一つ一つのメニューに忘れられない物語がある

 患者さんとコミュニケーションが取れ,"食"への思いを共有できるまでには,多くの時間と労力を要する場合もありました。それでも,患者さんと栄養士との忘れることができない物語を秘めたメニューはいつしか300種類を超え,"食べること"に悩むがん患者さんやその家族,そして医療関連職種や栄養士の方々に広く役立てていただきたいと思うようになりました。

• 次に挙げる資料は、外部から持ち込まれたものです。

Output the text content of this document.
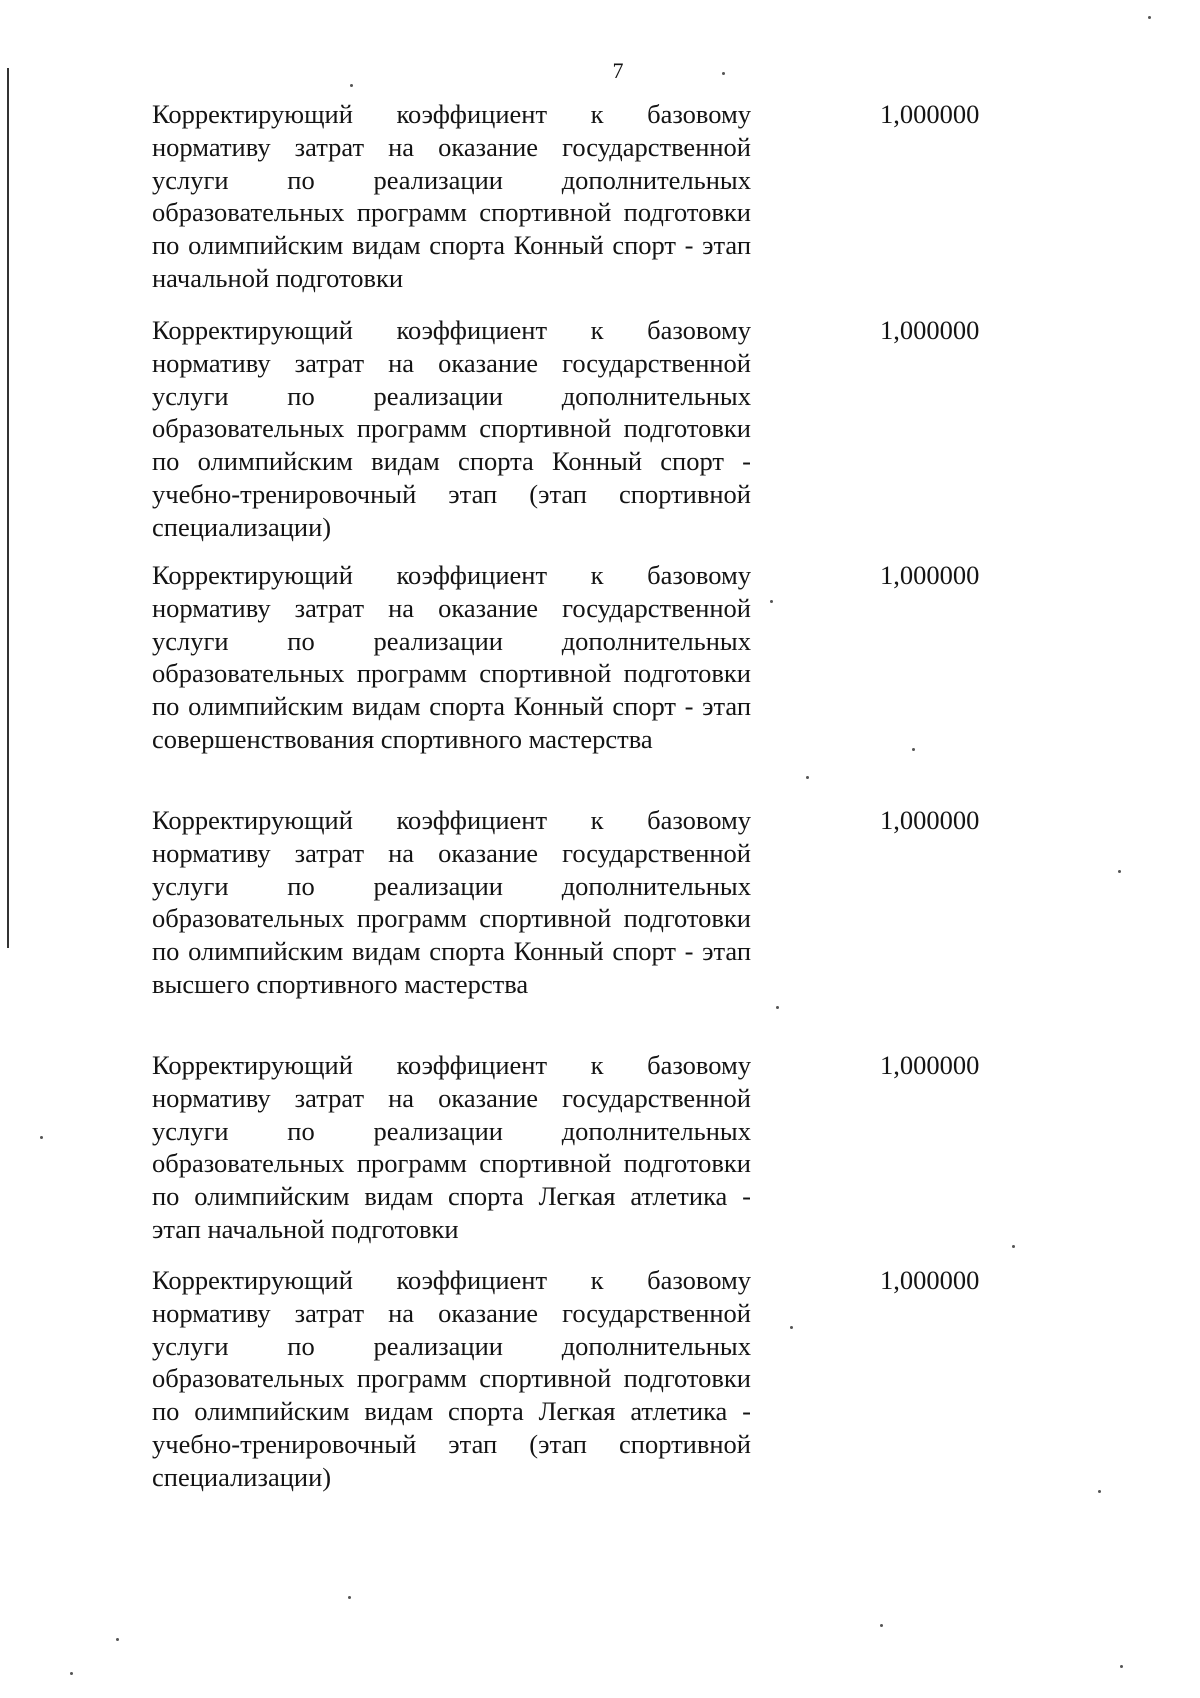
7
Корректирующий коэффициент к базовому нормативу затрат на оказание государственной услуги по реализации дополнительных образовательных программ спортивной подготовки по олимпийским видам спорта Конный спорт - этап начальной подготовки
1,000000
Корректирующий коэффициент к базовому нормативу затрат на оказание государственной услуги по реализации дополнительных образовательных программ спортивной подготовки по олимпийским видам спорта Конный спорт - учебно-тренировочный этап (этап спортивной специализации)
1,000000
Корректирующий коэффициент к базовому нормативу затрат на оказание государственной услуги по реализации дополнительных образовательных программ спортивной подготовки по олимпийским видам спорта Конный спорт - этап совершенствования спортивного мастерства
1,000000
Корректирующий коэффициент к базовому нормативу затрат на оказание государственной услуги по реализации дополнительных образовательных программ спортивной подготовки по олимпийским видам спорта Конный спорт - этап высшего спортивного мастерства
1,000000
Корректирующий коэффициент к базовому нормативу затрат на оказание государственной услуги по реализации дополнительных образовательных программ спортивной подготовки по олимпийским видам спорта Легкая атлетика - этап начальной подготовки
1,000000
Корректирующий коэффициент к базовому нормативу затрат на оказание государственной услуги по реализации дополнительных образовательных программ спортивной подготовки по олимпийским видам спорта Легкая атлетика - учебно-тренировочный этап (этап спортивной специализации)
1,000000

 食欲不振の患者さんには,食べたいものを思い浮かべるヒントとして。医療従事者の方には,患者さんの食事に対する思いを理解していただく手がかりに。病院給食や栄養管理に直接かかわる方には,患者さんとともに食べたいものを考えるツールとして。患者さんの食事の苦痛を少しでも早く癒やす助けになればと願い,これまで生み出されたメニューのうち73種類のレシピをまとめたのが,『がん専任栄養士が患者さんの声を聞いてつくった73の食事レシピ』です。

栄養管理で得た経験を糧に挑戦を続けたい

 栄養士の役割は,がん患者さんと家族の目標達成のため,経静脈・経腸栄養を考慮した積極的な栄養療法を実践すること,そして,食事を思うように摂取できない患者さんと家族の苦悩を軽減することだと思います。その役割を担えるよう,向上心を持ち,十分な力量を身につけ,必要とされる場にいることが大切なのです。

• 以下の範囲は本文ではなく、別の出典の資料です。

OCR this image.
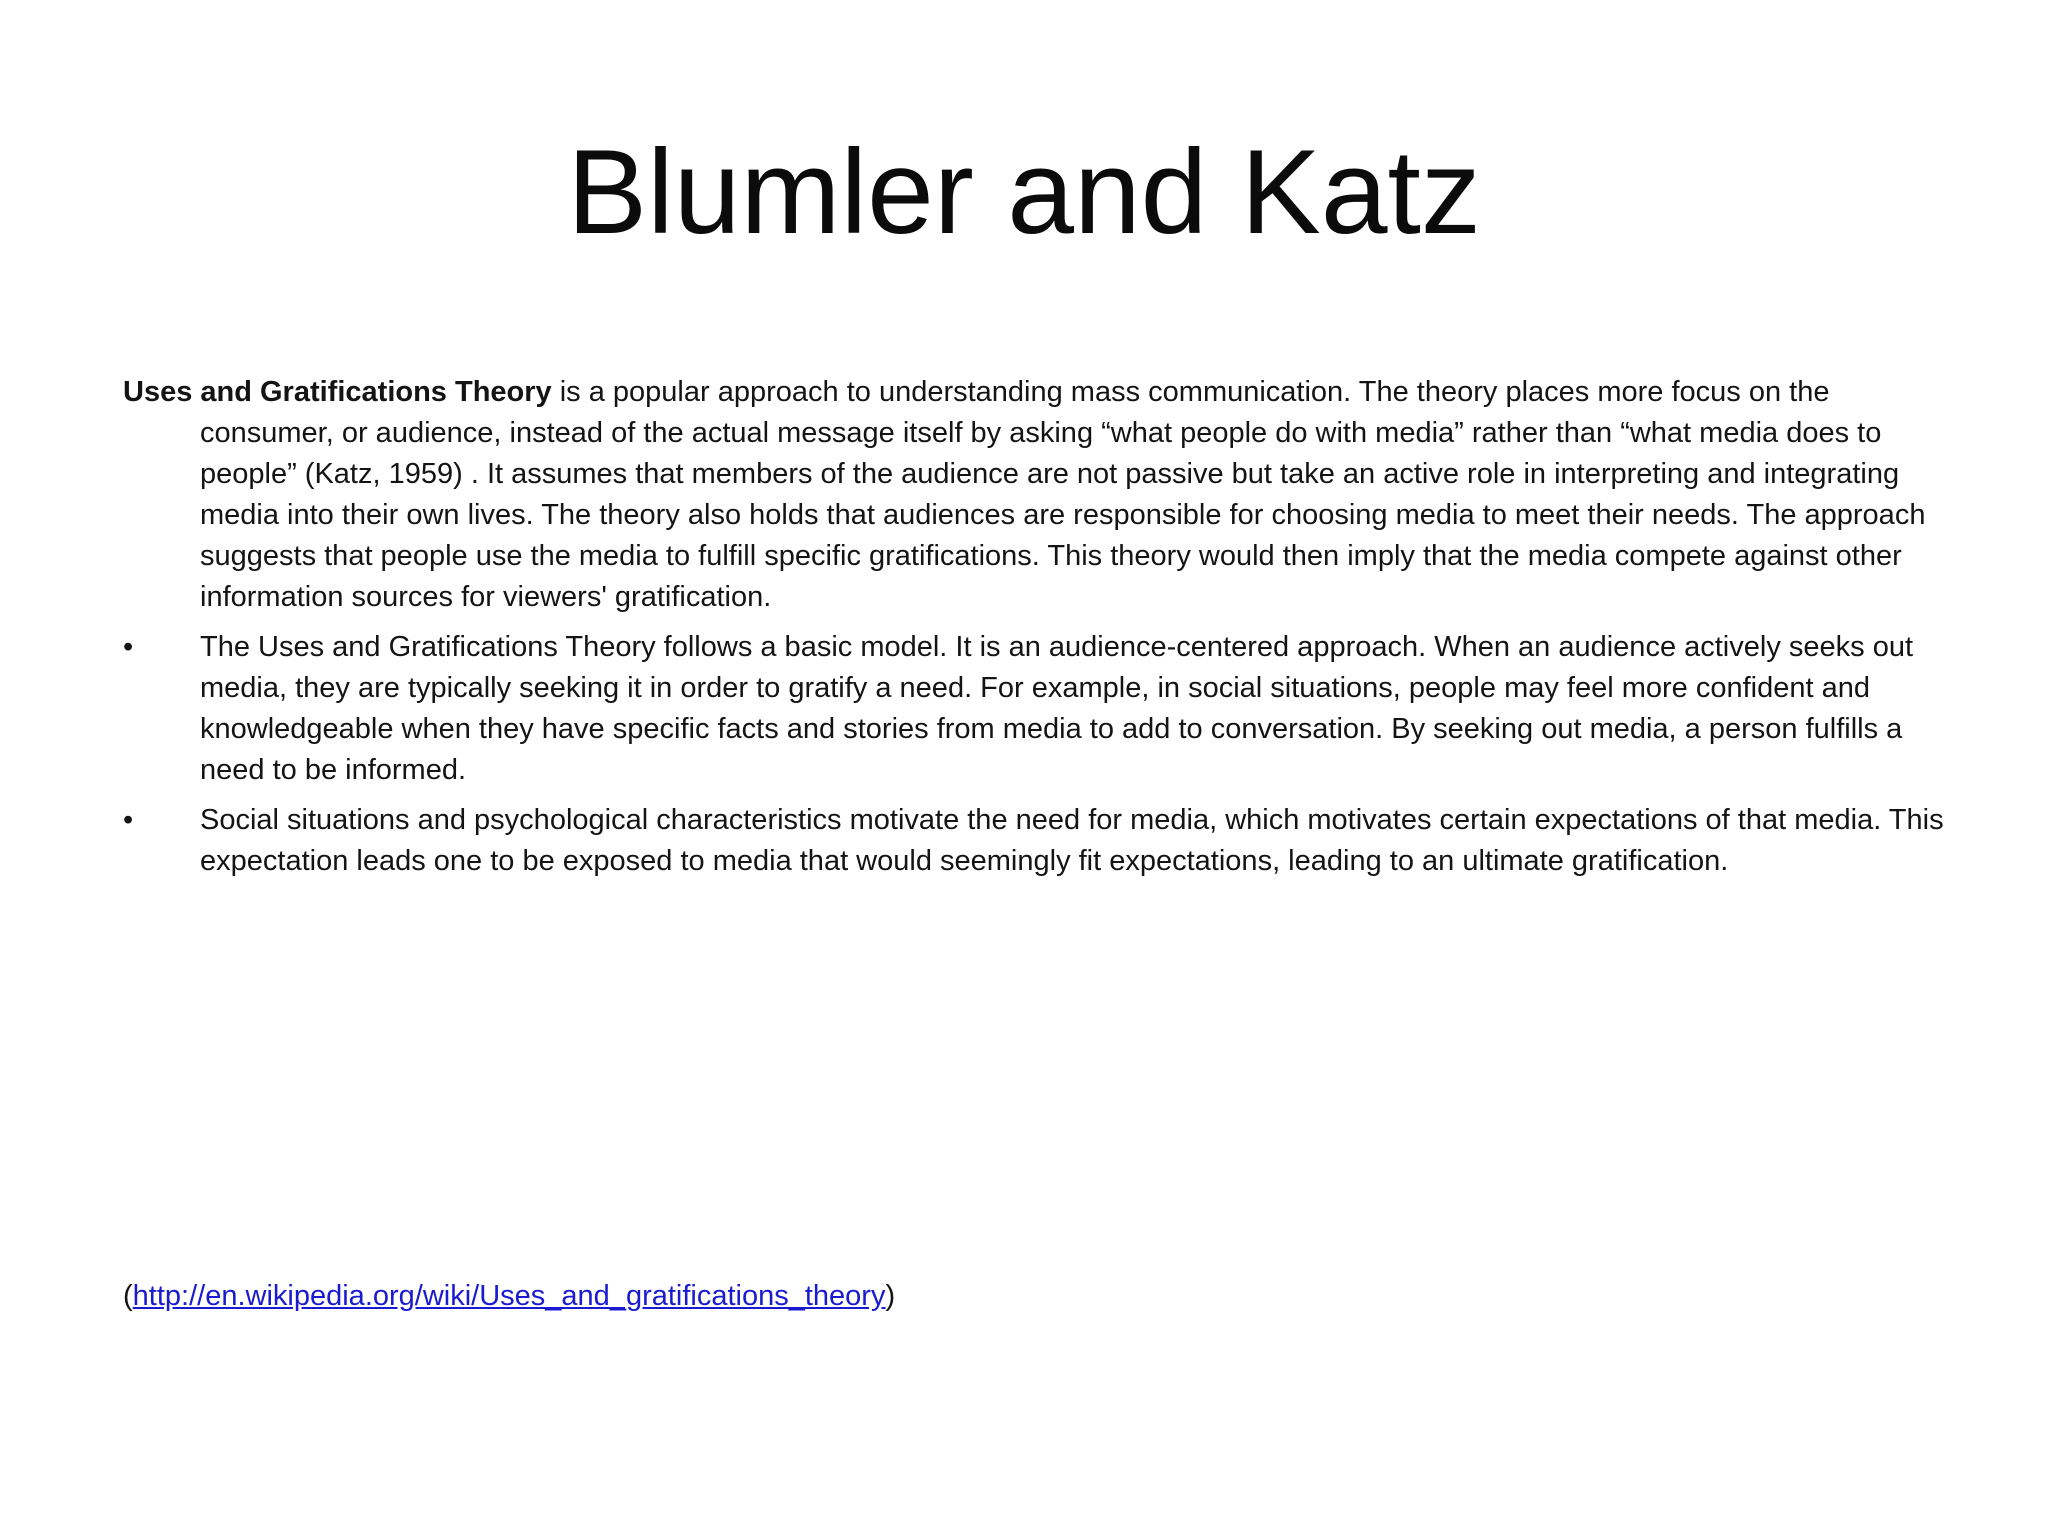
Blumler and Katz

Uses and Gratifications Theory is a popular approach to understanding mass communication. The theory places more focus on the consumer, or audience, instead of the actual message itself by asking “what people do with media” rather than “what media does to people” (Katz, 1959) . It assumes that members of the audience are not passive but take an active role in interpreting and integrating media into their own lives. The theory also holds that audiences are responsible for choosing media to meet their needs. The approach suggests that people use the media to fulfill specific gratifications. This theory would then imply that the media compete against other information sources for viewers' gratification.

•	The Uses and Gratifications Theory follows a basic model. It is an audience-centered approach. When an audience actively seeks out media, they are typically seeking it in order to gratify a need. For example, in social situations, people may feel more confident and knowledgeable when they have specific facts and stories from media to add to conversation. By seeking out media, a person fulfills a need to be informed.
•	Social situations and psychological characteristics motivate the need for media, which motivates certain expectations of that media. This expectation leads one to be exposed to media that would seemingly fit expectations, leading to an ultimate gratification.
(http://en.wikipedia.org/wiki/Uses_and_gratifications_theory)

 患者さんからいただいた体験を糧に,栄養士としての知識と感性を高め,その歩みにプライドと勇気を持ち,栄養管理のプロとして最大限の挑戦を続けていきたいと考えています。

患者さんに作った病院食の例


川口美喜子氏
1981年大妻女子大家政学部卒。93年島根医大(現島根大医学部)研究生(第一内科)修了,医学博士号取得。96年同大第一内科文部教官を経て,2004年より島根大病院栄養管理室室長。05年より同院栄養サポートチームの構築と稼働に携わる。07年より現職。このほど『がん専任栄養士が患者さんの声を聞いてつくった73の食事レシピ』(医学書院)を上梓。